In the end, these two men, so polarised by this invisible line in London's sand, eventually find a kind of commonality in their own opinions of themselves. In particular, their physicality.
See, while most MCs will boast about how pretty they are, J Hus does the exact opposite. He is loud and proud about how ugly he is, calling himself "The Ugliest" at every opportunity. Even though, despite a bit older than his 19 years, his face has a kind of editorial charm to it.

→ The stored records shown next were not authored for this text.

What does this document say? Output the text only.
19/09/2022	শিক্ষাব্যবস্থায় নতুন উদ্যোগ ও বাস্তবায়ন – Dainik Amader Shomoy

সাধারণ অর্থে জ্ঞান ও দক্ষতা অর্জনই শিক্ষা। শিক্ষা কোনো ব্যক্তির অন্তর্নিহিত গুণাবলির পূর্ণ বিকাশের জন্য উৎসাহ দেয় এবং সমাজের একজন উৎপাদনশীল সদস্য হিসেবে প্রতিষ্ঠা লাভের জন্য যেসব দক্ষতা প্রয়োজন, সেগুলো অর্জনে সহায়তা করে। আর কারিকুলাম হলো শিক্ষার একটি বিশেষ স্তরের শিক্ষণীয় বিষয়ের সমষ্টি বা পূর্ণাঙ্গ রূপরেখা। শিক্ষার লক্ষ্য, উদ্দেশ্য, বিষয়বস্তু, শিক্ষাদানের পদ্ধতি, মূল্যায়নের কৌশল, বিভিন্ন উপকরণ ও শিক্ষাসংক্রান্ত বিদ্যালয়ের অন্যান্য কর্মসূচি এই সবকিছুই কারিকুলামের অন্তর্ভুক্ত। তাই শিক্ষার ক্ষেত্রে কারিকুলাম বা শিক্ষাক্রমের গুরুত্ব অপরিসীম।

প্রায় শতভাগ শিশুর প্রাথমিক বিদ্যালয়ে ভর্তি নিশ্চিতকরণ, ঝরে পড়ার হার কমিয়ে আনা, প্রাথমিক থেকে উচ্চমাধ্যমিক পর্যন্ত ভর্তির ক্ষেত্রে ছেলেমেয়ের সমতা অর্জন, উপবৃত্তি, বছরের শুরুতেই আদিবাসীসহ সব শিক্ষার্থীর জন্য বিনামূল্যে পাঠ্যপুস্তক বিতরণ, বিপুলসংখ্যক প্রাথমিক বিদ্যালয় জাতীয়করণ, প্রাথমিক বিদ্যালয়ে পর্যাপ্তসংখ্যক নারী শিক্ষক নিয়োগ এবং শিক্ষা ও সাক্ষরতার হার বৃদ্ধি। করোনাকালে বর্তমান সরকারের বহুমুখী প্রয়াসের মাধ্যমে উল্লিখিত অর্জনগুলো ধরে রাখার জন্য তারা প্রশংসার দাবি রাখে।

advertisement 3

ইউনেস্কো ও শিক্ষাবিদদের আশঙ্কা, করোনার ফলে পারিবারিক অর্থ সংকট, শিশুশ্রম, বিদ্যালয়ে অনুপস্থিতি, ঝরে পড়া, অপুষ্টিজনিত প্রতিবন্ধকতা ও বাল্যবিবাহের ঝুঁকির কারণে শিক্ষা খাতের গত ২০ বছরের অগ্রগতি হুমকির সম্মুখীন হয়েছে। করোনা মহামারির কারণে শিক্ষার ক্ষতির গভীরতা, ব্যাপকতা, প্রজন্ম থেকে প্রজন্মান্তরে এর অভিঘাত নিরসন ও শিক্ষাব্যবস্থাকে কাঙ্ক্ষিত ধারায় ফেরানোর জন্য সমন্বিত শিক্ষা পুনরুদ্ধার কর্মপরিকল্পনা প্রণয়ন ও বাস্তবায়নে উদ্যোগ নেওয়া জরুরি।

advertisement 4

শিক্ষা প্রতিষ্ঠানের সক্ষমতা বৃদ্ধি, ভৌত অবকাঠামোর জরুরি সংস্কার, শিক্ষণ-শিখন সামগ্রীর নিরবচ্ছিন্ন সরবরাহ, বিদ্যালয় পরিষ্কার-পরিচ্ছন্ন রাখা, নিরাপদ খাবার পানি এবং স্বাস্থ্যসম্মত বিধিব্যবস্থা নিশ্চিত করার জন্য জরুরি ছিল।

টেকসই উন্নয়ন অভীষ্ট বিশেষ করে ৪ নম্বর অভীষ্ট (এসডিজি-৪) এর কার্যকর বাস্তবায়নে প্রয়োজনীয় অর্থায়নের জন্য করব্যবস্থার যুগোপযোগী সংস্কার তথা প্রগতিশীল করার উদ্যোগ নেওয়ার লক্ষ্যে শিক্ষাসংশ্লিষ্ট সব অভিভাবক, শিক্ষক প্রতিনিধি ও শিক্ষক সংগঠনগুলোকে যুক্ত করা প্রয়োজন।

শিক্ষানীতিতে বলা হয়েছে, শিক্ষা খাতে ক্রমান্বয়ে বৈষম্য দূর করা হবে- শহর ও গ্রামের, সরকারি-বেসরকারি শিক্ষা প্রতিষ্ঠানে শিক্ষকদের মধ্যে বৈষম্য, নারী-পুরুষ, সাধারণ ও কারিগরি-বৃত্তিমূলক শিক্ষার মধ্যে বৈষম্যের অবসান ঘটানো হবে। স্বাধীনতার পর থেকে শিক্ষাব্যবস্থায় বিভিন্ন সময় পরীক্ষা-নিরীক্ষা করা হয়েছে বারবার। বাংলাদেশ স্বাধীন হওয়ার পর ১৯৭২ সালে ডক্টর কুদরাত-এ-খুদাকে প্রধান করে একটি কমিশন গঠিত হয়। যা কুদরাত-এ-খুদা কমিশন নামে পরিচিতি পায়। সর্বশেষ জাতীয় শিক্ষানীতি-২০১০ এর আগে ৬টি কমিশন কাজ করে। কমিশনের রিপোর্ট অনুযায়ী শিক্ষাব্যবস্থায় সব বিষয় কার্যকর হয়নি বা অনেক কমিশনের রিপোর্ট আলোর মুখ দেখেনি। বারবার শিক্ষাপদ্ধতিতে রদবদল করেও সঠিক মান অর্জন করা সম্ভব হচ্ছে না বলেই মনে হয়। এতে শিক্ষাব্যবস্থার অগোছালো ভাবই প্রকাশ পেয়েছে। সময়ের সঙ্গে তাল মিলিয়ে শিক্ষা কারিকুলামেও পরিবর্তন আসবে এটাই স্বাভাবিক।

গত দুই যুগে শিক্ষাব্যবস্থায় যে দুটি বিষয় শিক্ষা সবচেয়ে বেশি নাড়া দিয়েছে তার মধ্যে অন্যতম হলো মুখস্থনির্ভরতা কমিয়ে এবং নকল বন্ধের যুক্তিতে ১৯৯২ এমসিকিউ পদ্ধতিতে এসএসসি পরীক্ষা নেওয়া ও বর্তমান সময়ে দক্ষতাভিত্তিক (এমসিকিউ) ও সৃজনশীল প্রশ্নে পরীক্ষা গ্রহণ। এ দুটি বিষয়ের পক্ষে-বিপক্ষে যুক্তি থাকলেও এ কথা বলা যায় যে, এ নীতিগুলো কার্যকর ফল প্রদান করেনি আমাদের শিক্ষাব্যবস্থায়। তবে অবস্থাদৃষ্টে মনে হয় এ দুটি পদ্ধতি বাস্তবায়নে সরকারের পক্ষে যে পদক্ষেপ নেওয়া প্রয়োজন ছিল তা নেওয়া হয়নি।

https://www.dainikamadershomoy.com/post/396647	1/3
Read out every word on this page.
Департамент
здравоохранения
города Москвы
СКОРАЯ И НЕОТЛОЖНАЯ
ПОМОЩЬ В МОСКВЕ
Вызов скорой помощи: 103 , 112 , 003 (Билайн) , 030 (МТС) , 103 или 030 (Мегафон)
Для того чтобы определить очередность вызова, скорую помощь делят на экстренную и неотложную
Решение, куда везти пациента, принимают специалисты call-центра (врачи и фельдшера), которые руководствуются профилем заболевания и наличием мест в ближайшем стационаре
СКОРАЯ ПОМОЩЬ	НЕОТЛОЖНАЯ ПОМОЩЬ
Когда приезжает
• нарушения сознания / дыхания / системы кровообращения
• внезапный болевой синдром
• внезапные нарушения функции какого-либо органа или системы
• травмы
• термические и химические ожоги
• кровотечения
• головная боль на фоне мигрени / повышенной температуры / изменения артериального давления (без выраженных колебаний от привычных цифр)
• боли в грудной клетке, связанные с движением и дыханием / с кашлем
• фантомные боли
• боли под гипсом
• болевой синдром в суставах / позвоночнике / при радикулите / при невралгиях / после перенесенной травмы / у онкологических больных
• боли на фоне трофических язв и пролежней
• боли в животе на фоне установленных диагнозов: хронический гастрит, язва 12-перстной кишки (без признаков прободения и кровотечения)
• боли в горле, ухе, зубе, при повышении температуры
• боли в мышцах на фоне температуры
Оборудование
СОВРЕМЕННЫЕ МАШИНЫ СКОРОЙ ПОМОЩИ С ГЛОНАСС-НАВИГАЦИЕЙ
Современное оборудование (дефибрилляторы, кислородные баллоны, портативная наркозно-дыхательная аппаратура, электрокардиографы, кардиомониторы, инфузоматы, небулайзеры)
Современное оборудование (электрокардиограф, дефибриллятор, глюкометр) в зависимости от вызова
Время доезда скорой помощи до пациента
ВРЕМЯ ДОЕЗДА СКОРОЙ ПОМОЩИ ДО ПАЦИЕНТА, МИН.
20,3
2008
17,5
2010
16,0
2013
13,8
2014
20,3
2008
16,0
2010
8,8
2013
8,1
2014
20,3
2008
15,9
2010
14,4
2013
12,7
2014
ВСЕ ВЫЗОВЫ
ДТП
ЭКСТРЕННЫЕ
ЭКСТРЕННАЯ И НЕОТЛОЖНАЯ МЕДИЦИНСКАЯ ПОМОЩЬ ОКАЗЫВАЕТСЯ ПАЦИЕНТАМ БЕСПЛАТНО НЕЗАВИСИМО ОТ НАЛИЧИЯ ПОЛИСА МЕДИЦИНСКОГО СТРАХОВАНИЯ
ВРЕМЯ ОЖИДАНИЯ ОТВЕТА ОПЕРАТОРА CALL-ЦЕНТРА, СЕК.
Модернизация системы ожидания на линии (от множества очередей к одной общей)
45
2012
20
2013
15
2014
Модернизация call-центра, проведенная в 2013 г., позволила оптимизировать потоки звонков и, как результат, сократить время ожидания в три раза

For his part, Rayner has been frank about his battles with his weight, writing in The Guardian that "the problem was I had become used to my size. I have never been thin. There is a picture of me taken shortly before my sixth or seventh birthday party, all toothy grin and flowing cravat, and looking at it I can see my weight was probably about normal. But I don't recall feeling normal, even then. I did not come from a family of normal people. Normal people were thin and we were certainly not that."§
I suppose, for all their socio-cultural differences, J Hus and Jay Rayner are united in their loathing for themselves, and what could be more indicative of living in London than that? No matter where you're from, what you do or who your friends are, you're always going to be made to feel bad about yourself. I see a Fire in the Booth freestyle collab coming on.